Prescription drugs are a good example, as are dietary supplements. If you use an example of extraordinary results, that may be a good way to sell your product, but unless you make it clear that the situation presented is atypical, and results may vary by individual, you may be liable for false claims.
A good example of this is Extenze, a product famously sued for claims of male enhancement. Not only did the product claim its product was “scientifically proven,” but it did not actually fulfill its claims in the majority of men. Success was the exception, not the rule. The company paid a settlement in 2010 as a result of its misleading campaigns.
Unfortunately, this is not uncommon in drug manufacturers, and many have been sued for false advertising. Many make claims about their products that are either unproven or categorically untrue. False advertising often leads patients to approach their doctor with incorrect expectations. This can become problematic for doctors, who cannot use a drug to treat any condition not approved by the FDA.
Setting false expectations is a good way to end up in court. Be sure they are both true and clear in your marketing to prevent false advertising claims.

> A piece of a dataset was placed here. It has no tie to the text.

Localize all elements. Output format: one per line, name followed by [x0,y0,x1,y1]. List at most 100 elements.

No one loves the guy at the end of a commercial who rattles off all that legal language that is a disclaimer, but they are absolutely essential in many marketing situations. A prime example is the lending industry.

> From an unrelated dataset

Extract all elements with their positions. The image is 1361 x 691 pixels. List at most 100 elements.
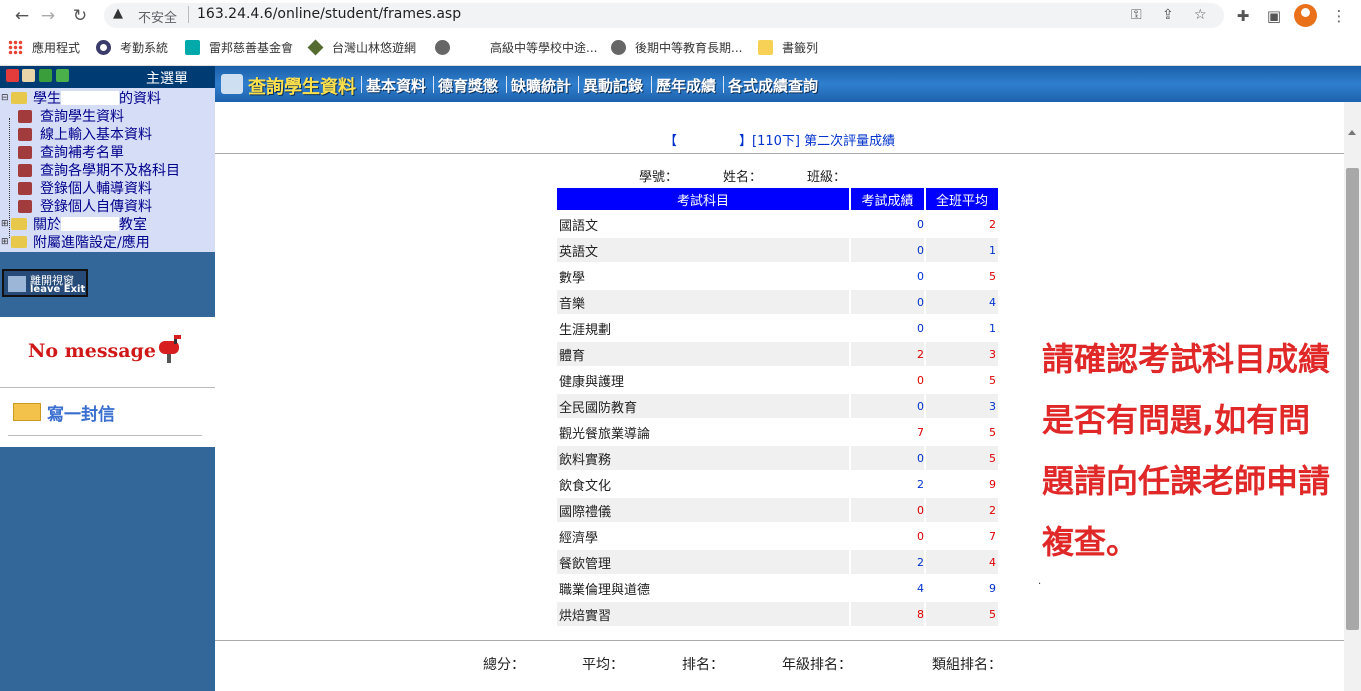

Claims like “Instant Approval” or “We Can Finance Anyone” are risky without a disclaimer attached that tells applicants reasons they could be denied. Also, these are headlines that should be a little more vague: “We Can Finance Almost Anyone” and “Typically Approval Happens in Just a Few Moments” are better, and if you are in the financial or lending industry, these are often a requirement in addition to disclaimers.
Disclaimers can reveal anything from interest rates on loans to side effects associated with various drugs. Car manufacturers have them about fuel mileage claims and fitness equipment uses them to warn customers to check with their doctor before starting any workout routine. Pick up nearly any product in your home, and you will find a disclaimer or legal statement of some kind.
Don’t write these yourself. Consult a lawyer, and think of them as a contract between you and your customer. In some ways, that is what they are. These disclaimers alone can be the difference between an expensive class action suit and a successful product marketing campaign.
This should be a given after all of the steps above, but lawsuit after lawsuit show companies who violate this simple guideline. Remember, even if your dishonesty is unintentional, you will be liable and need to fix it right away. This is why even the best intentioned of companies typically carry some kind of business liability insurance and retain lawyers who specialize in advertising law.
A simple example is Taco Bell and their claims of “seasoned beef.” When asked how it was seasoned, the company struggled to answer, but the truth was they were using oat filler, not really seasoning at all. It is unclear whether this was a miscommunication between the company and marketing teams or whether it was intentional, but the company worked quickly to make things right, even taking out a full page ad to make fun of themselves.
While this case seems to have worked out, and the party who sued dropped the lawsuit, the potential of a PR disaster was narrowly averted. The dishonesty could have cost the company a lot more than it did. When it comes to your advertising, simple honesty is the best way to keep yourself out of legal trouble.
Protecting yourself against false advertising claims may seem like common sense, but it is easy to make a mistake or get caught up in the hype of a new product, setting yourself up for potential legal and PR trouble. Take your time. Watch your headlines, outline exceptions, and use disclaimers where needed. Be honest, and you’ll avoid the hazards of making false advertising claims.